Re: [PATCH 2/2] KVM: MMU: fix relaxing permission

From: Avi Kivity
Date: Thu May 27 2010 - 07:18:32 EST


On 05/27/2010 02:00 PM, Xiao Guangrong wrote:

The host always sets cr0.wp (in shadow mode) so we can write protect
page tables. So when the guest clears cr0.wp, we emulate a gpte with
gpte.w=0 and gpte.u=1 in two ways:

- spte.w=1, spte.u=0: this will allow the guest kernel to write but trap
on guest user access
- spte.w=0, spte.u=1: allows guest user access but traps on guest kernel
writes

If the guest attempts an access that is currently disallowed, we switch
to the other spte encoding.
Avi,

Thanks for your explanation, but i not see where to implement what you say,
could you please point it out for me? :-(

b70ccb0b3fd removed it accidentally:

- } else
- /*
- * Kernel mode access.
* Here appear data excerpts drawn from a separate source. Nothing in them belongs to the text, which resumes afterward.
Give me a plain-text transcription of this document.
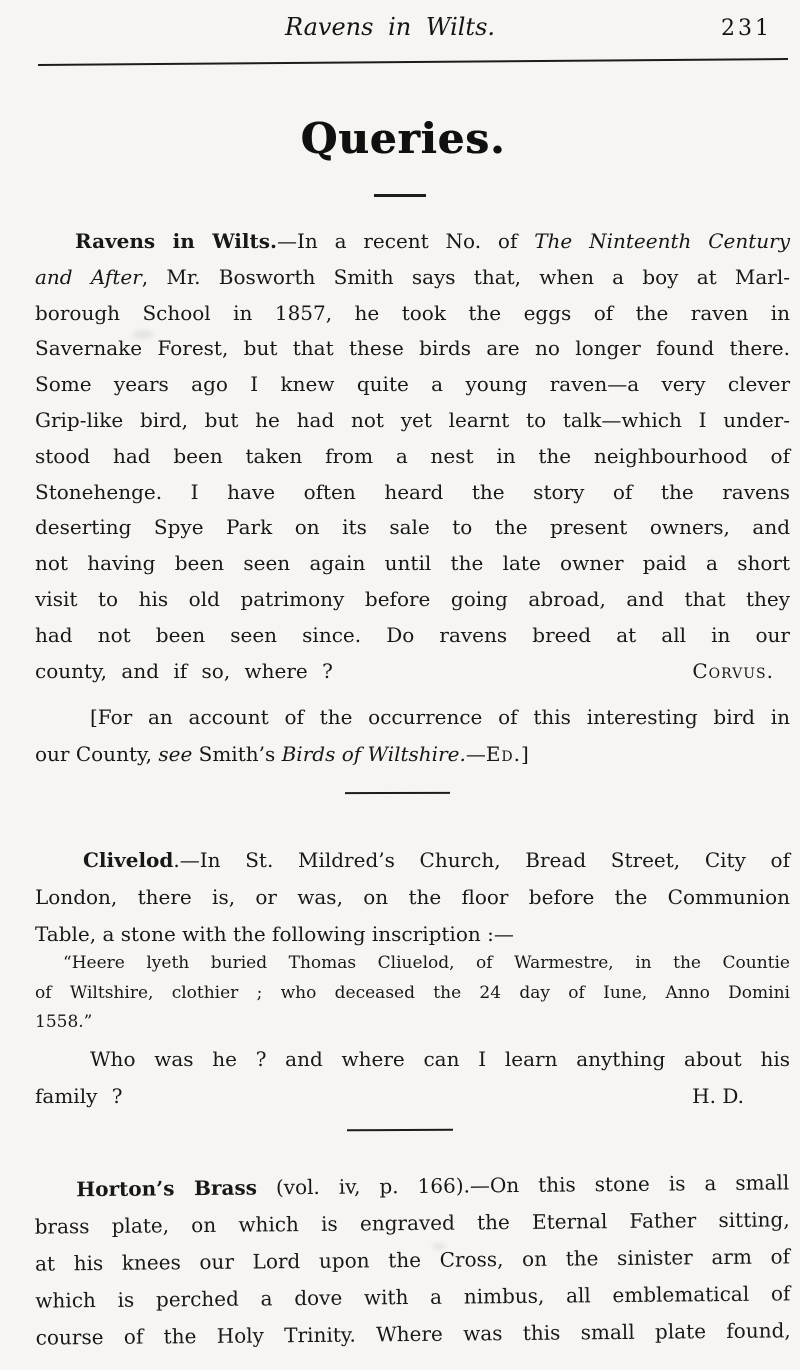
Ravens in Wilts.	231
Queries.
Ravens in Wilts.—In a recent No. of The Ninteenth Century
and After, Mr. Bosworth Smith says that, when a boy at Marl-
borough School in 1857, he took the eggs of the raven in
Savernake Forest, but that these birds are no longer found there.
Some years ago I knew quite a young raven—a very clever
Grip-like bird, but he had not yet learnt to talk—which I under-
stood had been taken from a nest in the neighbourhood of
Stonehenge. I have often heard the story of the ravens
deserting Spye Park on its sale to the present owners, and
not having been seen again until the late owner paid a short
visit to his old patrimony before going abroad, and that they
had not been seen since. Do ravens breed at all in our
county, and if so, where ?	Corvus.
[For an account of the occurrence of this interesting bird in
our County, see Smith’s Birds of Wiltshire.—Ed.]
Clivelod.—In St. Mildred’s Church, Bread Street, City of
London, there is, or was, on the floor before the Communion
Table, a stone with the following inscription :—
“Heere lyeth buried Thomas Cliuelod, of Warmestre, in the Countie
of Wiltshire, clothier ; who deceased the 24 day of Iune, Anno Domini
1558.”
Who was he ? and where can I learn anything about his
family ?	H. D.
Horton’s Brass (vol. iv, p. 166).—On this stone is a small
brass plate, on which is engraved the Eternal Father sitting,
at his knees our Lord upon the Cross, on the sinister arm of
which is perched a dove with a nimbus, all emblematical of
course of the Holy Trinity. Where was this small plate found,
Fail if it's a read-only page and
- * supervisor write protection is enabled.
- */
- if (!writable_shadow) {
- if (is_write_protection(vcpu))
- return 0;
- *shadow_ent &= ~PT_USER_MASK;
- }

:(

And, i think use 'spte.w=1, spte.u=0' to emulate 'guest cr0.wp=0 and gpte.w=0'
is not a good way since it can completely stop user process access, but in this
case, user process is usually read and kernel lazily to write, just like vdso,
it will generate a lots of #PF

As soon as the guest kernel stops writing we switch back to gpte.w=gpte.u=1 and the guest can access it completely. For the case where both the kernel and userspace use interleaved access, you are right, but I don't see a better way, do you?